I recall reading somwhere that John Gorka (American folkie), sets his alarm for say, 3 am every night so he’ll wake up in the middle of REM sleep and write down what’s happening in his dreams, some of which lead to songs.
I’ve had music dreams, but usually the music only sounds good in the dream itself. When you wake up and go to the piano to record it, you realize it sounds silly in real life.
Occasionally, though, the music is solid stuff. A few weeks ago I had a dream about a space shuttle launch accompanied by background music, and the music brought me to tears so that my face was wet when I woke up. I then recorded it and it is semi-decent.
Since the zombie awakened from his/her dreams, and I get a second whack at this after a decade:
Does anyone know of composers/compositions where some part was remembered, in some form or other, according to the composer or reliable secondarry source?

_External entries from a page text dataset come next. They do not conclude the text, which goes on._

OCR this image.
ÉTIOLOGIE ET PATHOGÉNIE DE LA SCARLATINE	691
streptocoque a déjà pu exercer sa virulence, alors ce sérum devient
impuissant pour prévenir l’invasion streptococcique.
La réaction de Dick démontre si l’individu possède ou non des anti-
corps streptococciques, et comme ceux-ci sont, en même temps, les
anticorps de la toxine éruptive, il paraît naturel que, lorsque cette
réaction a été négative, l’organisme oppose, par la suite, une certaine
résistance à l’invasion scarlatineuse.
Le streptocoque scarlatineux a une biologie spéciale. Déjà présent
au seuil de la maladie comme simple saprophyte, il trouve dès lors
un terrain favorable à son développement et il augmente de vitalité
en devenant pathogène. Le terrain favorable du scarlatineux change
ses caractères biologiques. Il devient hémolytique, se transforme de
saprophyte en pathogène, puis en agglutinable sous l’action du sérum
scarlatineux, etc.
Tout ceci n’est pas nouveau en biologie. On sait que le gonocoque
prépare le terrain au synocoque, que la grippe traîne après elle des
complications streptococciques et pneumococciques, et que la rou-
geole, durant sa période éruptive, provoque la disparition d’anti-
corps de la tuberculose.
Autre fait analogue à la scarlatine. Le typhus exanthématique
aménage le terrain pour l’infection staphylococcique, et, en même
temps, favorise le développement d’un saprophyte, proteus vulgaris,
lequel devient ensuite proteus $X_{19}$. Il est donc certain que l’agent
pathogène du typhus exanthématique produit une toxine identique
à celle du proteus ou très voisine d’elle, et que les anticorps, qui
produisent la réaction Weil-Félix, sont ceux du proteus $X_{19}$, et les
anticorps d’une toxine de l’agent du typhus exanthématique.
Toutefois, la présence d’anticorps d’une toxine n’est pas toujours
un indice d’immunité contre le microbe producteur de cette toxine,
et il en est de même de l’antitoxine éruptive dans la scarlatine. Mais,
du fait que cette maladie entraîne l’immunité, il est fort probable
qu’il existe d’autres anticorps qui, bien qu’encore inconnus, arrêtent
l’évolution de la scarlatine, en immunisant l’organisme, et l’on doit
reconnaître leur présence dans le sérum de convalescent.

For all of us who do dream music, we experience–at least I do–a tiny version of the tragedy of Coleridge–you know, this one, Kubla Khan:
- Kubla Khan
- Or, a vision in a dream. A Fragment.
In Xanadu did Kubla Khan
A stately pleasure-dome decree: […]
[that was the dream, and as Coleridge he further explains in his introduction to the poem, that’s when somebody came in the room and woke him up. The poem ends:]
[…] And close your eyes with holy dread
For he on honey-dew hath fed,
And drunk the milk of Paradise.
[full poem: Kubla Khan by Samuel Taylor Coleridge | Poetry Foundation
[please forgive me about formatting: I too am something of a zombie here, and havent figured out that part yet.]
Leo
Whoops, I see Stravinsky Octet and Tartini Devil’s Trill was mentioned upthread by DearestDane and Knorf.
Some zombies never learn.
The Devils Trill wasn’t really the music heard in the dream. It was inspired by a dream, but Tartini said that it never captured the music of the dream. It was just his attempt at creating some approximation to it.
This is the problem with dreams. We can dream we have heard fabulous music, or all manner of other things, up to and including the meaning of life. But the dream just contains the emotional response, not the concrete thing that elicited the response.
On the other hand, I did once, while dreaming that I was flying, design some experiments to help determine how I was flying. I’ve thought about that subject while awake, too, but at least one of the experiments, I designed entirely while dreaming.
There was also a time when I woke up with a tune in my head, and it seemed surprisingly catchy, and I was pretty sure that I hadn’t actually composed it myself, because composing music isn’t something I ever do when awake, either. It took me about an hour to realize that I was finally remembering the tune to “Wreck of the Edmund Fitzgerald”. Which was a huge relief to me, because for months prior to that, I’d had the song stuck in my head, except set to the tune of “Stairway to Heaven”, which I knew was wrong.